CIS Colloquium, Nov 21, 2012, 11:00AM - 12:00PM, Wachman 447
Ranking, Retrieval and Recommendation using Supervised Embedding Models
Jason Weston, Google, NY, USA
We present a class of latent embedding models that are discriminatively trained to map from the content in a query document or document-document pair to a ranking score. Like latent semantic indexing (LSI), our models take account of correlations between words (synonymy, polysemy). However unlike LSI, our models are trained with a supervised signal directly on the task of interest, which we argue is the reason for our superior results. We provide an empirical study on several tasks, including document retrieval, image annotation and ranking and music recommendation. We also describe several extensions:
- Optimizing the top of the ranked list.
- The nonlinear case.
- Dealing with ambiguity in the query.
- Providing diversity in the results.
This is joint work with Bing Bai, David Grangier, Ronan Collobert, Kunihiko Sadamasa, Yanjun Qi, Corinna Cortes, Mehyrar Mohri, Samy Bengio, Aurelien Lucchi, John Blitzer and Nicolas Usunier.

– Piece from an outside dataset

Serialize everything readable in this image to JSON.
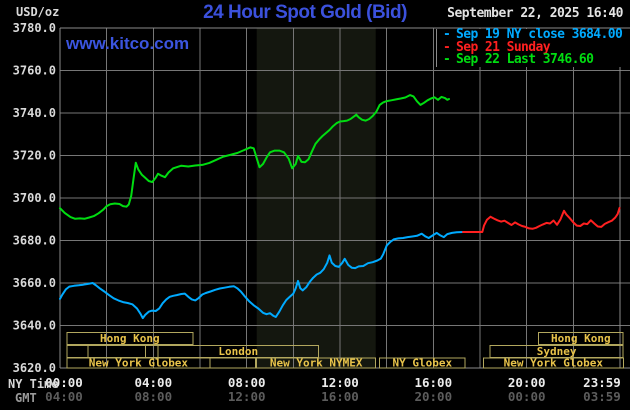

Jason Weston is a Research Scientist at Google NY since July 2009. He earned his PhD in machine learning at Royal Holloway, University of London and at AT&T Research in Red Bank, NJ (advisor: Vladimir Vapnik) in 2000. From 2000 to 2002, he was a Researcher at Biowulf technologies, New York. From 2002 to 2003 he was a Research Scientist at the Max Planck Institute for Biological Cybernetics, Tuebingen, Germany. From 2003 to June 2009 he was a Research Staff Member at NEC Labs America, Princeton. His interests lie in statistical machine learning and its application to text, audio and images. Jason has published over 80 papers, including best paper awards at ICML and ECML.